Les organismes parviennent à limiter le développement des impayés et identifier le plus en amont possible les situations de fragilité des ménages. Une forte réactivité, la recherche de contacts, de traitement amiable via des plans d’apurement et d’accompagnement des familles permettent de recouvrer une bonne partie des impayés et d’éviter l’engagement d’une procédure.

En 2018, les organismes Hlm ont envoyé plus de 5 millions de courriers de relance et plus de 450 000 plans d’apurement ont été signés avec des locataires en difficulté.

Si, malgré ce travail de prévention, le ménage est toujours en situation d’impayés, et que la procédure contentieuse est déclenchée, les recherches de solutions amiables se poursuivent pour permettre le maintien du ménage dans le logement.

Le niveau des procédures contentieuses était relativement stable entre 2016 et 2018. Cette année-là, on comptait environ 138 000 commandements de payer, 68 000 assignations en justice et 35 000 baux résiliés suite à une assignation, représentant respectivement 3,1%, 1,5% et 0,8% des locataires présents. Les situations d’échec en fin de procédure sont révélatrices de difficultés multiples des ménages, que le bailleur ne peut généralement pas gérer tout seul, comme le non-recours aux droits, le repli sur soi ou encore des problèmes de santé mentale.

Les organismes Hlm font face à une forte augmentation des effacements de dettes suite à une procédure de surendettement. Entre 2014 et 2018, les dettes effacées sont passées de 54 à 89 M€, soit + 65%.

Maintenir dans le logement avec le programme "Hlm accompagnés"
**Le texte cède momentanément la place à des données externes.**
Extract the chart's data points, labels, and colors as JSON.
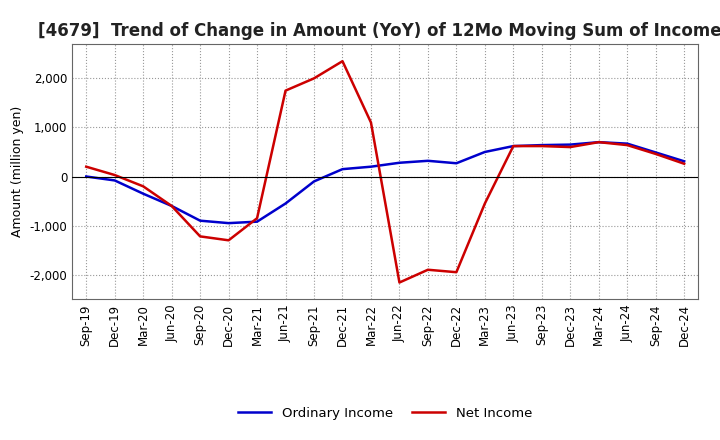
{
  "title": "[4679]  Trend of Change in Amount (YoY) of 12Mo Moving Sum of Incomes",
  "ylabel": "Amount (million yen)",
  "x_labels": [
    "Sep-19",
    "Dec-19",
    "Mar-20",
    "Jun-20",
    "Sep-20",
    "Dec-20",
    "Mar-21",
    "Jun-21",
    "Sep-21",
    "Dec-21",
    "Mar-22",
    "Jun-22",
    "Sep-22",
    "Dec-22",
    "Mar-23",
    "Jun-23",
    "Sep-23",
    "Dec-23",
    "Mar-24",
    "Jun-24",
    "Sep-24",
    "Dec-24"
  ],
  "ordinary_income": [
    0,
    -80,
    -350,
    -600,
    -900,
    -950,
    -920,
    -550,
    -100,
    150,
    200,
    280,
    320,
    270,
    500,
    620,
    640,
    650,
    700,
    670,
    490,
    310
  ],
  "net_income": [
    200,
    30,
    -200,
    -600,
    -1220,
    -1300,
    -850,
    1750,
    2000,
    2350,
    1100,
    -2160,
    -1900,
    -1950,
    -550,
    620,
    620,
    600,
    700,
    640,
    460,
    260
  ],
  "ordinary_color": "#0000cc",
  "net_color": "#cc0000",
  "ylim": [
    -2500,
    2700
  ],
  "yticks": [
    -2000,
    -1000,
    0,
    1000,
    2000
  ],
  "background_color": "#ffffff",
  "plot_bg_color": "#ffffff",
  "grid_color": "#999999",
  "line_width": 1.8,
  "legend_ordinary": "Ordinary Income",
  "legend_net": "Net Income",
  "title_fontsize": 12,
  "axis_label_fontsize": 9,
  "tick_fontsize": 8.5
}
Les bailleurs sont par ailleurs fortement investis dans des projets permettant d’accompagner les ménages en difficulté pour préserver le maintien dans leur logement, en lien avec le milieu associatif. Un fort besoin "d’aller vers" pour un public dont l’impayé peut être le révélateur d’autres problématiques sociales.

Les organismes s'étaient ainsi mobilisés dans le cadre du programme "Hlm accompagnés", lancé en 2014. Ils se félicitent que la prévention des expulsions soit l’une des priorités du nouveau programme AVDL (Accompagner vers et dans le logement), qui se met en place en 2020 et qui permet aux organismes d’être soutenus dans le développement de projets sociaux en accès et en maintien(1).

L’USH souhaite un renforcement de la capacité d’actions des acteurs sur les territoires pour traiter ces impayés, avec en ligne de mire l’idée qu’il faut pouvoir agir rapidement, ne pas laisser des situations se dégrader, ni laisser seul le bailleur pour gérer les situations complexes. Les dispositifs mis en place par les pouvoirs publics sur les territoires doivent permettre la mobilisation et le renforcement des moyens des FSL (Fonds de solidarité pour le logement), le développement de moyens d’accompagnement social, et l’amélioration de la coordination territoriale.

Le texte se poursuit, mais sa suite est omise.